Ahead of National Security Advisor level talks to be held between the two nations, Pakistan has alleged that India was involved in the Peshawar school massacre, in which 136 of the 150 killed were children. This claim comes even after Pakistani Taliban claimed responsibility for the attack. The Pakistan Army had in February also claimed that most of the terrorists involved in the brutal attack in December 2014 have either been killed or arrested.
The Pakistani Taliban had slaughtered at least 150 people in a brazen attack on the Army Public School in Peshawar on 16 December, 2014, in retaliation to the army operation against the extremists in North Waziristan and it is rather inexplicable why Pakistan has chosen to blame India instead. Pakistan has in the past chosen to blame India for fermenting unrest in the Balochistan region.
As a Firstpost piece had pointed out earlier, Pakistan should perhaps understand that their greater enemy is terrorism, not India.

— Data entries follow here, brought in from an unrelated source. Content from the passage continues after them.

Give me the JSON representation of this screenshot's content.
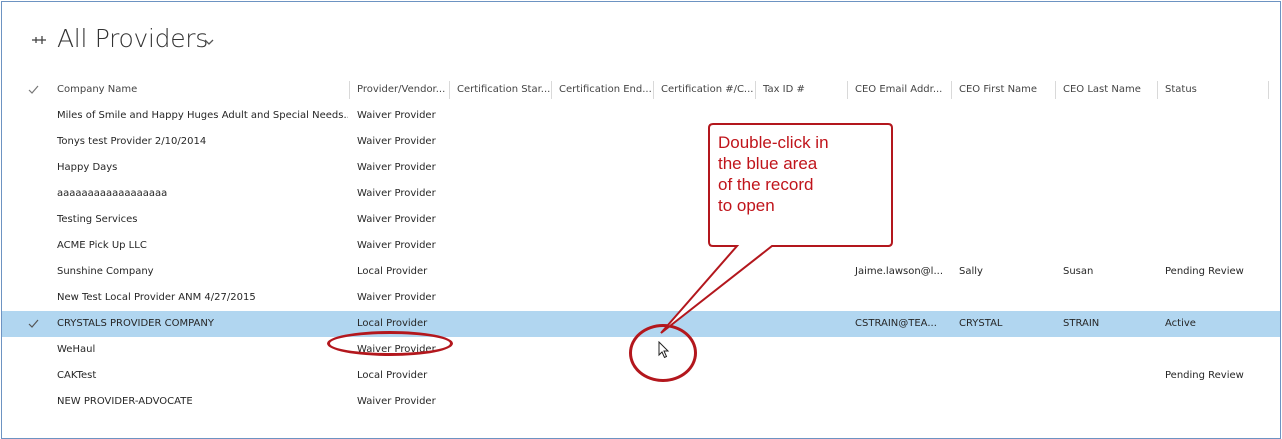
{
  "header": {
    "title": "All Providers"
  },
  "grid": {
    "columns": [
      "Company Name",
      "Provider/Vendor...",
      "Certification Star...",
      "Certification End...",
      "Certification #/C...",
      "Tax ID #",
      "CEO Email Addr...",
      "CEO First Name",
      "CEO Last Name",
      "Status"
    ],
    "rows": [
      {
        "company": "Miles of Smile and Happy Huges Adult and Special Needs...",
        "type": "Waiver Provider",
        "email": "",
        "first": "",
        "last": "",
        "status": ""
      },
      {
        "company": "Tonys test Provider 2/10/2014",
        "type": "Waiver Provider",
        "email": "",
        "first": "",
        "last": "",
        "status": ""
      },
      {
        "company": "Happy Days",
        "type": "Waiver Provider",
        "email": "",
        "first": "",
        "last": "",
        "status": ""
      },
      {
        "company": "aaaaaaaaaaaaaaaaaa",
        "type": "Waiver Provider",
        "email": "",
        "first": "",
        "last": "",
        "status": ""
      },
      {
        "company": "Testing Services",
        "type": "Waiver Provider",
        "email": "",
        "first": "",
        "last": "",
        "status": ""
      },
      {
        "company": "ACME Pick Up LLC",
        "type": "Waiver Provider",
        "email": "",
        "first": "",
        "last": "",
        "status": ""
      },
      {
        "company": "Sunshine Company",
        "type": "Local Provider",
        "email": "Jaime.lawson@l...",
        "first": "Sally",
        "last": "Susan",
        "status": "Pending Review"
      },
      {
        "company": "New Test Local Provider ANM 4/27/2015",
        "type": "Waiver Provider",
        "email": "",
        "first": "",
        "last": "",
        "status": ""
      },
      {
        "company": "CRYSTALS PROVIDER COMPANY",
        "type": "Local Provider",
        "email": "CSTRAIN@TEA...",
        "first": "CRYSTAL",
        "last": "STRAIN",
        "status": "Active",
        "selected": true
      },
      {
        "company": "WeHaul",
        "type": "Waiver Provider",
        "email": "",
        "first": "",
        "last": "",
        "status": ""
      },
      {
        "company": "CAKTest",
        "type": "Local Provider",
        "email": "",
        "first": "",
        "last": "",
        "status": "Pending Review"
      },
      {
        "company": "NEW PROVIDER-ADVOCATE",
        "type": "Waiver Provider",
        "email": "",
        "first": "",
        "last": "",
        "status": ""
      }
    ]
  },
  "annotation": {
    "callout": "Double-click in\nthe blue area\nof the record\nto open",
    "color": "#c0141b"
  },
  "colors": {
    "selected_row": "#b1d6f0",
    "frame_border": "#6d93c2"
  }
}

According to reports, Pakistan is preparing a dossier on India’s role in supporting terrorism in Balochistan and Karachi. The dossier will likely be carried by Prime Minister Nawaz Sharif’s adviser on foreign affairs Sartaj Aziz when he is expected to meet Ajit Doval in Delhi next month.
A report in CNN-IBN says Pakistan is preparing to raise the issue of alleged Indian role in Peshawar, Baluchistan, FATA and Afghanistan during the talks. The dossier also reportedly mentions the slow pace of the Samjhauta train blast trial.
Recently, Pakistan claimed an “Indian spy drone” was shot down by the army along the Line of Control in Pakistan-administered Kashmir. India denied the claim, saying no such drone crashed or was shot down. Even the Chinese firm, which reportedly manufactured the drone, said the unmanned aircraft was not sold to any government, reinforcing India’s stand that it was not in its armed forces’ inventory.
On July 10, Narendra Modi and Nawaj Sharif had in Russian city of Ufa decided to take the bilateral ties forward through a meeting of the NSAs.
The joint statement issued after the ice-breaking meeting of the two PMs stressed that one of the steps forward would include “a meeting in New Delhi between the two NSAs to discuss all issues connected to terrorism”.